John Cutler Head of Product, Dotwork
Your team appreciates process when it helps them reach their outcomes.
Things aren’t easy out there for product leaders and product managers. Leaders are expected to dive into the details, vibe-lead AI strategy, and be more efficient and do more with less. Systems thinking has taken a back seat to heroics. In this chaotic climate, the way we shape how we work is more critical and more overlooked than ever.
That’s where game design comes in.
What makes a great game? It has the right amount of challenge. It’s social. It allows freedom but with affordances to stay on track. You have the information you need. You understand the rules, even when they are adaptive and shifting. Just like a great work environment, you can feel it, even when you can’t put it into words.
In this talk, we’ll explore how organizations shape how they work through the lens of game design. As product leaders, you are already shaping the game, whether you realize it or not, through incentives, frameworks, shared language, and models. Product leaders act as “chief product game designers” (CPGDs), aligning finance, marketing, sales, and customer success around more sustainable, product-led ways of working.
That kind of design can feel top-down or controlling, but it doesn't have to be. My goal is to help you embrace this role with a new sense of intentionality and possibility.
Because if you don’t design the game, someone else will, and there’s a good chance the game won’t be product-friendly.

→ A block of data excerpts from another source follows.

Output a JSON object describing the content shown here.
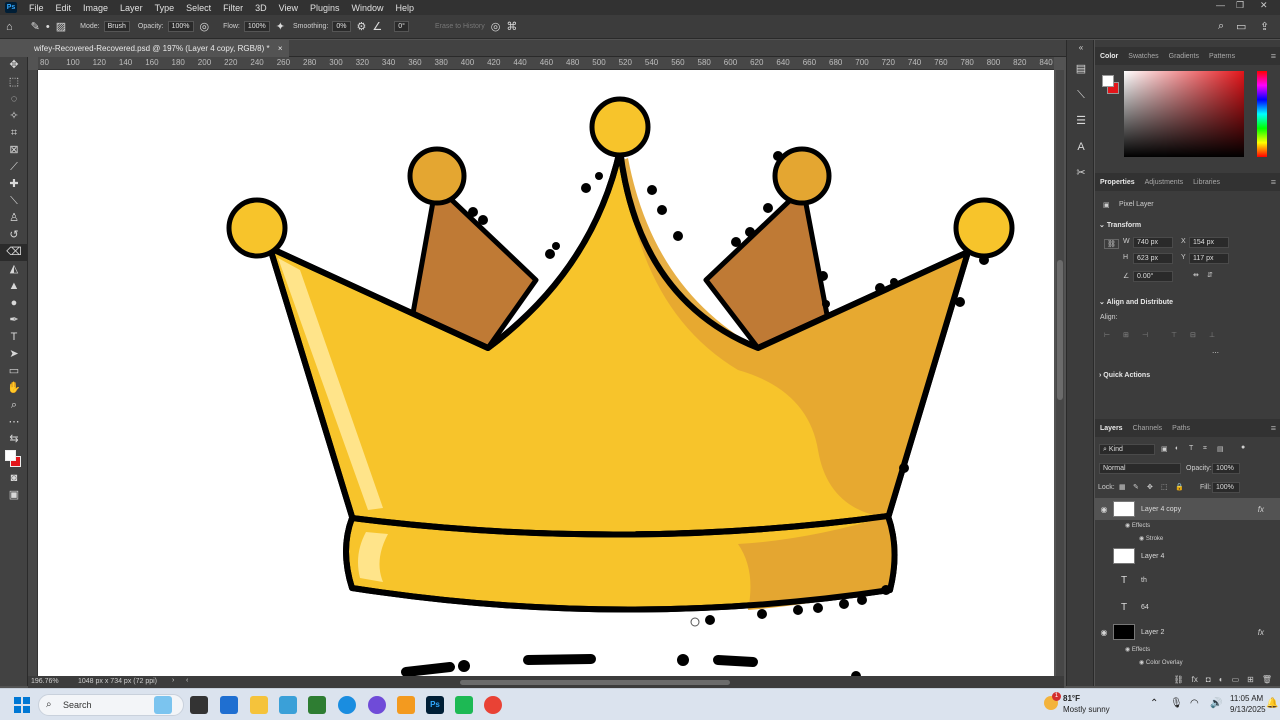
{
  "menubar": {
    "logo": "Ps",
    "items": [
      "File",
      "Edit",
      "Image",
      "Layer",
      "Type",
      "Select",
      "Filter",
      "3D",
      "View",
      "Plugins",
      "Window",
      "Help"
    ]
  },
  "options": {
    "mode_label": "Mode:",
    "mode_value": "Brush",
    "opacity_label": "Opacity:",
    "opacity_value": "100%",
    "flow_label": "Flow:",
    "flow_value": "100%",
    "smoothing_label": "Smoothing:",
    "smoothing_value": "0%",
    "angle_value": "0°",
    "erase_history": "Erase to History"
  },
  "document": {
    "tab_title": "wifey-Recovered-Recovered.psd @ 197% (Layer 4 copy, RGB/8) *",
    "zoom": "196.76%",
    "doc_info": "1048 px x 734 px (72 ppi)"
  },
  "ruler": {
    "ticks": [
      "80",
      "100",
      "120",
      "140",
      "160",
      "180",
      "200",
      "220",
      "240",
      "260",
      "280",
      "300",
      "320",
      "340",
      "360",
      "380",
      "400",
      "420",
      "440",
      "460",
      "480",
      "500",
      "520",
      "540",
      "560",
      "580",
      "600",
      "620",
      "640",
      "660",
      "680",
      "700",
      "720",
      "740",
      "760",
      "780",
      "800",
      "820",
      "840"
    ]
  },
  "color_panel": {
    "tabs": [
      "Color",
      "Swatches",
      "Gradients",
      "Patterns"
    ],
    "fg_color": "#ffffff",
    "bg_color": "#e3151a"
  },
  "properties": {
    "tabs": [
      "Properties",
      "Adjustments",
      "Libraries"
    ],
    "layer_kind": "Pixel Layer",
    "transform_title": "Transform",
    "w_label": "W",
    "w_value": "740 px",
    "h_label": "H",
    "h_value": "623 px",
    "x_label": "X",
    "x_value": "154 px",
    "y_label": "Y",
    "y_value": "117 px",
    "angle_value": "0.00°",
    "align_title": "Align and Distribute",
    "align_label": "Align:",
    "quick_actions": "Quick Actions"
  },
  "layers_panel": {
    "tabs": [
      "Layers",
      "Channels",
      "Paths"
    ],
    "kind_filter": "Kind",
    "blend_mode": "Normal",
    "opacity_label": "Opacity:",
    "opacity_value": "100%",
    "lock_label": "Lock:",
    "fill_label": "Fill:",
    "fill_value": "100%",
    "layers": [
      {
        "name": "Layer 4 copy",
        "fx": "fx"
      },
      {
        "name": "Layer 4"
      },
      {
        "name": "th"
      },
      {
        "name": "64"
      },
      {
        "name": "Layer 2",
        "fx": "fx"
      }
    ],
    "effects_label": "Effects",
    "stroke_label": "Stroke",
    "effects_label_2": "Effects",
    "color_overlay_label": "Color Overlay"
  },
  "taskbar": {
    "search_placeholder": "Search",
    "weather_temp": "81°F",
    "weather_desc": "Mostly sunny",
    "weather_badge": "1",
    "time": "11:05 AM",
    "date": "9/13/2025"
  },
  "palette": {
    "crown_main": "#f7c42b",
    "crown_shade": "#e4a631",
    "crown_back": "#bf7a35",
    "outline": "#000000",
    "accent": "#31a8ff"
  }
}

In product we give so much attention to customer experience their processes and their strategt, but we barely turn that perspective internally.
When applied externally
When applied internally
Same mindset. Same muscles. Different context. Completely different reception.
A common quote from PMs about process:
Our processes don’t make sense and get in the way. So I do the bare minimum, and then go back to doing my job. My managers don’t seem to mind. I’m rewarded for going rogue.
A common PM perspective on “Process” is something you do only when things go bad, so Process = bad.